LDAP Account Manager
|This article does not cite any references or sources. (July 2013)|
|Stable release||4.2 / June 4, 2013|
|Development status||Active, Stable|
|Operating system||OS Independent|
|License||GPL with proprietary extension|
LDAP Account Manager is a web application for managing various account types in an LDAP directory. It is written in PHP. In contrast to tools like PhpLDAPadmin the focus is account based and to give the user a more abstract view of a directory. This aims to allow people with little technical background to manage LDAP data. The base application is licensed under the GNU General Public License, and there is an extended version available under a commercial license.
The LDAP Account Manager (LAM) project was founded in February 2003. The first developers were Michael Dürgner, Roland Gruber, Tilo Lutz and Leonhard Walchshäusl. The goal was to create an application to manage Samba software accounts. At this time Samba supported LDAP in its 2.x releases and version 3 was at alpha stage. But there was no GUI to manage them. Until LAM version 0.4.10 only Samba accounts could be managed. In the year 2004 the project started to develop a plugin architecture to support more account types. The first stable release with the new code was LAM 0.5.0 in September 2005. There is a commercial variant (LAM Pro) since 1.0.4 that supports a user self-service (e.g. to change own password, telephone number, ...). It also supports additional LDAP objects (e.g. Zarafa, Kerberos, PPolicy, ...).
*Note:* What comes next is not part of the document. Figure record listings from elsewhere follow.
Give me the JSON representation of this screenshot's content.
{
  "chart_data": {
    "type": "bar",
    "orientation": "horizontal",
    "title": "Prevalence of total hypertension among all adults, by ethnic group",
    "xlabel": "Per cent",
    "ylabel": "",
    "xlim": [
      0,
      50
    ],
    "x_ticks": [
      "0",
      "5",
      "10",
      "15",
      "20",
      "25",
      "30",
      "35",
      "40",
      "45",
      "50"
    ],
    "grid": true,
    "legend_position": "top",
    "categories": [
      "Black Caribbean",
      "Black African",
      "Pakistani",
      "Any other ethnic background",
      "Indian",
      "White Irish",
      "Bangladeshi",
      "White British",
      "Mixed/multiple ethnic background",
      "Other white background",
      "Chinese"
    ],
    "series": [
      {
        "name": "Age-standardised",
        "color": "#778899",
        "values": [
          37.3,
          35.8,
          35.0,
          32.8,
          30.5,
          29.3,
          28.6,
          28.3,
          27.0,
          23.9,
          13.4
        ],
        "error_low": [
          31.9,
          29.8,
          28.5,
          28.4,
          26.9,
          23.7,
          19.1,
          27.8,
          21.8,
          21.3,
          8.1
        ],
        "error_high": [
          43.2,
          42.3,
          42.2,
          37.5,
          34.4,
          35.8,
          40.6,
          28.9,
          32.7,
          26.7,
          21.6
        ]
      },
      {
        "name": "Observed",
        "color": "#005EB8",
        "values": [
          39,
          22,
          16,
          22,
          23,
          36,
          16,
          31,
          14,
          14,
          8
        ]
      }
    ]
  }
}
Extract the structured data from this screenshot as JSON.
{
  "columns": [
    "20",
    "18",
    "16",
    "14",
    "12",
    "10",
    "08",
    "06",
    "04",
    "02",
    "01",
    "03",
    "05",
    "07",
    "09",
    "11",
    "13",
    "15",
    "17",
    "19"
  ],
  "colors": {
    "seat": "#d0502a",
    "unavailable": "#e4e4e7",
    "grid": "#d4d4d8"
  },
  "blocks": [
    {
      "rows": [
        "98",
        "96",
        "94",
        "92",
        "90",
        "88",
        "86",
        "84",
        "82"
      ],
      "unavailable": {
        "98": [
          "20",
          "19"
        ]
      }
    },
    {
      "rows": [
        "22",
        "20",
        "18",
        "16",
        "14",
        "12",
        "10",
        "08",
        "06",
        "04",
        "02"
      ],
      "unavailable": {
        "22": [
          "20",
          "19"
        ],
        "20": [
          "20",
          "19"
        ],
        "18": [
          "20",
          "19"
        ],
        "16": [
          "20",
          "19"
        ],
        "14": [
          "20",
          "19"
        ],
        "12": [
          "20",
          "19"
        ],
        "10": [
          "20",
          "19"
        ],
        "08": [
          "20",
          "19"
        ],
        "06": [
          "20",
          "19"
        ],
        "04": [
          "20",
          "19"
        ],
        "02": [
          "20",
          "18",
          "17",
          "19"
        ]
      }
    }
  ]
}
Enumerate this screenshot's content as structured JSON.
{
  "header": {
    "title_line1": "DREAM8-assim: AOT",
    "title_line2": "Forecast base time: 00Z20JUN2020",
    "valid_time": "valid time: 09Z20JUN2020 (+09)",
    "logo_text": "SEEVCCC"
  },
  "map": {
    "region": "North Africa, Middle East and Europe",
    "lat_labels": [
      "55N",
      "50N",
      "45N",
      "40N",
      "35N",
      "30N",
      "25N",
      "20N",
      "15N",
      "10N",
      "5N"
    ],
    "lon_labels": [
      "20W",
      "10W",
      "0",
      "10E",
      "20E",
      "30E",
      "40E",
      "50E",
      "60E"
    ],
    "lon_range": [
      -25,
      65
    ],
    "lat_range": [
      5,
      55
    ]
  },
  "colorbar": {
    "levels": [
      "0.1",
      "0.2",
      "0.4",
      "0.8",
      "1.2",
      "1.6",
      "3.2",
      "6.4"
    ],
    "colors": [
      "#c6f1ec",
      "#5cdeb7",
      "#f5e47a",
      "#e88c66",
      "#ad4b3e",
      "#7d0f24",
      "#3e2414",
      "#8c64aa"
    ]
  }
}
The most important account types which are supported by LAM are Samba, Unix, Zarafa and PPolicy. The user can define profiles for all account types to set default values. Account information can be exported as PDF files. There is also the possibility to create users via file upload. It also includes the tree view of PhpLDAPadmin to access the raw LDAP attributes. LAM is translated to 16 languages.
Supported account types:
- Samba 3,4
- Address book entries
- Asterisk (incl. voicemail and Asterisk extensions)
- Mail routing
- IMAP mailboxes (non-LDAP, via IMAP protocol)
- Heimdal Kerberos
- Authorized services
- Mail aliases
- Group of (unique) names
- IP and MAC addresses
- SSH keys
- File system quota (in LDAP (systemQuotas) and via external script)
- DHCP entries
- NIS objects/netgroups
- Automount entries
- Password policies (PPolicy)
- Sudo roles
The commercial version also includes a user self-service. This allows users to edit their own data, register accounts or reset passwords themselves.